Toutefois, lorsque le dirigeant concerné ne fait plus l’affaire et que le groupe souhaite s’en séparer, la situation s’avère d’autant plus compliquée que ses fonctions au sein du groupe sont diverses et variées. En effet, la cessation de fonctions au sein de la société mère n’entraîne pas automatiquement la cessation de fonctions au sein de ses filiales, et ce, quelle qu’en soit la cause, comme est venue récemment le rappeler la Cour d’appel de Paris.
M. A a été embauché en 2009 par la société B, et désigné en qualité de mandataire de l’une des filiales de la société B, la société C. En 2010, M. A a également été désigné en qualité de mandataire d’une autre filiale du groupe, la société D.
En 2013, M. A a été licencié pour faute grave par la société B, puis révoqué de ses fonctions au sein des sociétés C et D.
En 2014, M. A a assigné les sociétés C et D devant le tribunal de commerce de Paris aux fins de voir condamnées celles-ci à l’indemniser du préjudice qu’il a subi à raison des circonstances brutales et vexatoires de sa révocation de ses mandats de président desdites sociétés.
Par jugement en date du 9 novembre 2015, le tribunal a débouté M. A de l’intégralité de ses demandes.
Le 17 novembre 2015, M. A a interjeté appel de ce jugement, en invoquant notamment la violation de l’obligation de loyauté par les sociétés C et D au moment de sa révocation, en ce qu’il n’avait pas eu connaissance des motifs de celle-ci et n’avait pas été en mesure de présenter ses observations.
Les intimées ont répliqué que la révocation de M. A avait été la conséquence de son licenciement, compte tenu du cumul du contrat de travail et des mandats sociaux qui lui avaient été confiés et que dans la mesure où il avait été parfaitement informé des motifs de son licenciement, il avait eu connaissance des raisons de la révocation de ses mandats.

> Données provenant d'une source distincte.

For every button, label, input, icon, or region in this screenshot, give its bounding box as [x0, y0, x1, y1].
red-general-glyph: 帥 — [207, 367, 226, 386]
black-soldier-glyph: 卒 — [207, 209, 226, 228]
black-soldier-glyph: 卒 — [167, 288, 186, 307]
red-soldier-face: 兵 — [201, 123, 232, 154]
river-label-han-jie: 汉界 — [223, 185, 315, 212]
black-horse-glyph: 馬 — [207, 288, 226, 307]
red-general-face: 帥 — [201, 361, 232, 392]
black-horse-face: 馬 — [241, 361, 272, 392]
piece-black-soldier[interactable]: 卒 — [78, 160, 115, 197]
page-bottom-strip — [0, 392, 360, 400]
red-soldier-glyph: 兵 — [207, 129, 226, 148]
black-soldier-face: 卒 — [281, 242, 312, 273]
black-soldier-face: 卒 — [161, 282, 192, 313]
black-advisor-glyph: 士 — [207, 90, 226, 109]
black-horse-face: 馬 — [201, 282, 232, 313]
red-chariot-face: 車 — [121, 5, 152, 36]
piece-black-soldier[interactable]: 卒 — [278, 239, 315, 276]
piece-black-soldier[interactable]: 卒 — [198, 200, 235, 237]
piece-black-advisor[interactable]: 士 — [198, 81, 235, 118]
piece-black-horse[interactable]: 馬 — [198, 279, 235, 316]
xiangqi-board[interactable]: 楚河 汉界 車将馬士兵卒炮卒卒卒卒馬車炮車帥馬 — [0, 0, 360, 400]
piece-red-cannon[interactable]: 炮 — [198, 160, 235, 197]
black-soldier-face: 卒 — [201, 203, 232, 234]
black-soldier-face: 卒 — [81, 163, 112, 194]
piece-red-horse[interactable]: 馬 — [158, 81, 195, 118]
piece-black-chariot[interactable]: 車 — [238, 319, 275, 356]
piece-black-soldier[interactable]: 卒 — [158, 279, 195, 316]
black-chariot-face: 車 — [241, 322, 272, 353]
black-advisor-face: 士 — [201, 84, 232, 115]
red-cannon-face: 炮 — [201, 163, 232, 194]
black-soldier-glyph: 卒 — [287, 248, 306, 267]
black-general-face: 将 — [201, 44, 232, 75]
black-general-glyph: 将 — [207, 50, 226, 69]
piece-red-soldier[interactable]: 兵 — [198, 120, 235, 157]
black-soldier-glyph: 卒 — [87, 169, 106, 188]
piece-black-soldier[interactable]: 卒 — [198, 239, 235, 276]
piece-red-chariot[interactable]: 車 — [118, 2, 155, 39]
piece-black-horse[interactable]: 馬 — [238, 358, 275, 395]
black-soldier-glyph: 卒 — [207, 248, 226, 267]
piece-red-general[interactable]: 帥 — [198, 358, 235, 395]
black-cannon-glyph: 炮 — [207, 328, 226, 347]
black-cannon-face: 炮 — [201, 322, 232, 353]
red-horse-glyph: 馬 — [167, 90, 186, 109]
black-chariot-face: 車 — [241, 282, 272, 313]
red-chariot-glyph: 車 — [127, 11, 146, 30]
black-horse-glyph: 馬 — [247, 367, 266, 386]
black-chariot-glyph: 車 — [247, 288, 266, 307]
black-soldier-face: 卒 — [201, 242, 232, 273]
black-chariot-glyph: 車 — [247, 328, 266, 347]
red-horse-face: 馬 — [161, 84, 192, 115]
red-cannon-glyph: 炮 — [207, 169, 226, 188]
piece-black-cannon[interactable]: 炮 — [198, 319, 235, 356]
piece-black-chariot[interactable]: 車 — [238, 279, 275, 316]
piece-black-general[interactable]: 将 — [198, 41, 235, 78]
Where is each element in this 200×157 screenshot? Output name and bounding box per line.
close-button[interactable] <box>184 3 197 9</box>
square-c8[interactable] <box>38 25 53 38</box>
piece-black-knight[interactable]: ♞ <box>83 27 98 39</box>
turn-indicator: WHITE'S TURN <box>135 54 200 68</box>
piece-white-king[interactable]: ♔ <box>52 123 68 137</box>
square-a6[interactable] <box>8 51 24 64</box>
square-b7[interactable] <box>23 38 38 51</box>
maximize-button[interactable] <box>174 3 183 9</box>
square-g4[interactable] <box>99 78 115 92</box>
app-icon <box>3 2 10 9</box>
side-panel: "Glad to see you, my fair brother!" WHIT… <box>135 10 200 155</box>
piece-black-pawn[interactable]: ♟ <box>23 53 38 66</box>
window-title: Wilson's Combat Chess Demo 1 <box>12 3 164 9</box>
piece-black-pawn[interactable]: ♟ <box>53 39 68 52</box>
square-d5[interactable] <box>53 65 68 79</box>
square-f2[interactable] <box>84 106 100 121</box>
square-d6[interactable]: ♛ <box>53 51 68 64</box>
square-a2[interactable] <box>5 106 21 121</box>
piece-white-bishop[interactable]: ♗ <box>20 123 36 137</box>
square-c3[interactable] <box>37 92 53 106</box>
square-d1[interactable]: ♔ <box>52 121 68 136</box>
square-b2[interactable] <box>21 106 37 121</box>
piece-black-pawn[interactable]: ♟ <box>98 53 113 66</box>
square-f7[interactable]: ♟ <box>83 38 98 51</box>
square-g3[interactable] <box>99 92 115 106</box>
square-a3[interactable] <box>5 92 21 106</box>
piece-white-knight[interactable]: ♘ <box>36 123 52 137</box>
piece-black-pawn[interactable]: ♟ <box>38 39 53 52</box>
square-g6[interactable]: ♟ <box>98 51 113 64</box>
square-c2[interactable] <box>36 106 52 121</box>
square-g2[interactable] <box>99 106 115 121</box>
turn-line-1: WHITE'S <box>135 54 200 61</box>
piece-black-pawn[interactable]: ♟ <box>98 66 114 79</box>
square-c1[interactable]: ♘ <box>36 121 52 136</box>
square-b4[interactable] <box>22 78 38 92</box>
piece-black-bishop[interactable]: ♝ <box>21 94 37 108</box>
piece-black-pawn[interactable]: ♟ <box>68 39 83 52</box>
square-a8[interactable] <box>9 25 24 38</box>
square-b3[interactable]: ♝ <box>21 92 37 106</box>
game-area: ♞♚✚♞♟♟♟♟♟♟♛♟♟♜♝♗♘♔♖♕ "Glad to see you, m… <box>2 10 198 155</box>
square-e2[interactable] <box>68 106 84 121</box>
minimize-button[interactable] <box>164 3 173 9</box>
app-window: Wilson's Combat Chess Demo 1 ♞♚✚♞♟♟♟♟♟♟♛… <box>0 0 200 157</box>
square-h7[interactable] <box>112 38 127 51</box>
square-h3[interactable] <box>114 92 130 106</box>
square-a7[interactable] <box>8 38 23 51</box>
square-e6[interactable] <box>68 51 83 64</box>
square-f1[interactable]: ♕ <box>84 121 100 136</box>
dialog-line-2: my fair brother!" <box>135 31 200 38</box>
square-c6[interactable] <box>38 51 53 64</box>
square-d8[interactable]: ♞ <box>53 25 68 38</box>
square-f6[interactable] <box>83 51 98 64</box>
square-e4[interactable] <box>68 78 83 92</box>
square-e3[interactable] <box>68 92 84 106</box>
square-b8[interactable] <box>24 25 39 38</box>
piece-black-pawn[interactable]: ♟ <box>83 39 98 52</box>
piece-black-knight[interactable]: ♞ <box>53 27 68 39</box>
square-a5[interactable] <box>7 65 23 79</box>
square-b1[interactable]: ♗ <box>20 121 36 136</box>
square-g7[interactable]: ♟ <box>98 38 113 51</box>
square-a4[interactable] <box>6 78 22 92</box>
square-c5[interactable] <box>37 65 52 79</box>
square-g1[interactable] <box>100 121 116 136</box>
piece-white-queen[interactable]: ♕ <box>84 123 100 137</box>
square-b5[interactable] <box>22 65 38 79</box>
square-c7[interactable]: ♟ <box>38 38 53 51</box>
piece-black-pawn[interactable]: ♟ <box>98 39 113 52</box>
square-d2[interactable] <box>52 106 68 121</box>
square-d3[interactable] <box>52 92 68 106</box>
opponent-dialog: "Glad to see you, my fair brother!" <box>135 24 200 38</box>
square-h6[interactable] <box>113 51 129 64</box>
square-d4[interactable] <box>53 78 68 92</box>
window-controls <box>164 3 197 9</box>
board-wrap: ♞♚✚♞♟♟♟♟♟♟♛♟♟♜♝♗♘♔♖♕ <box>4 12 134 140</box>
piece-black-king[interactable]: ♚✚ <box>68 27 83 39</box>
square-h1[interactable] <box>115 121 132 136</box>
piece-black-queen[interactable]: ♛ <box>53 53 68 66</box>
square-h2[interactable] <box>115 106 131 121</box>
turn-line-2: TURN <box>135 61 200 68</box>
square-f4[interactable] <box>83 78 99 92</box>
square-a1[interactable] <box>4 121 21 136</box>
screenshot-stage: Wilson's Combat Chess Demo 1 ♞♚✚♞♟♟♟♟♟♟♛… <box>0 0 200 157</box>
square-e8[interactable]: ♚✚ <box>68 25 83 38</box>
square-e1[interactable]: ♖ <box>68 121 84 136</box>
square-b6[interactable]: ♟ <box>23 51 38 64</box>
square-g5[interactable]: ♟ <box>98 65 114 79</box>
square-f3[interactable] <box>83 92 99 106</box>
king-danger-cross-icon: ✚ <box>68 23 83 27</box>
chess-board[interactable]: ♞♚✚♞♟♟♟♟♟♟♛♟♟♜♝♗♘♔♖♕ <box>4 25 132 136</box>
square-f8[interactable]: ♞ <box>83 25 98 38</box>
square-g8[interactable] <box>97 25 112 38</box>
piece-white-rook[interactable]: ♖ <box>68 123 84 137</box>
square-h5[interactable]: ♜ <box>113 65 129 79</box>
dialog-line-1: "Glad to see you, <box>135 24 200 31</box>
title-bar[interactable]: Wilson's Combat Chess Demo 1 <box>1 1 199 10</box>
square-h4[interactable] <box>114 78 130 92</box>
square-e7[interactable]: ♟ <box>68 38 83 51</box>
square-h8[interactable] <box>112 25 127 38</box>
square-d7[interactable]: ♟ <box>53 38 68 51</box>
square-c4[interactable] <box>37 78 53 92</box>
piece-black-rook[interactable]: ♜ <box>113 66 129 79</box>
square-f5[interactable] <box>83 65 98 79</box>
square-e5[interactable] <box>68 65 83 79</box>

Le 6 décembre 2016, la Cour d’appel de Paris infirme le jugement rendu le 9 novembre 2015 par le tribunal de commerce de Paris, en énonçant que les sociétés C et D, « devant les organes sociaux desquelles [M. A] n’a pu s’exprimer utilement, ont manqué au principe du contradictoire dans l’exercice de leur droit à révocation, de sorte que celui-ci est entaché d’abus, la circonstance qu’il existe une unité de fonction de [M. A] comme directeur du développement et de la sécurité générale [de la société B] et président des sociétés [C et D] étant inopérante à dispenser ces dernières d’aviser [M. A] des conséquences de la rupture de son contrat de travail sur les mandats sociaux qu’il détenait et de recueillir ses observations sur sa révocation, préalablement à celle-ci, peu important que celle-ci puisse intervenir, conformément aux statuts, sans qu’il soit besoin d’invoquer un juste motif ».
Cette décision fait écho à une décision relativement proche rendue par la Cour d’appel de Reims le 10 novembre 1975. La Cour d’appel avait alors considéré que la révocation, même légitime, d’un dirigeant au sein de la société mère ne pouvait à elle seule constituer un juste motif de révocation au sein d’une filiale.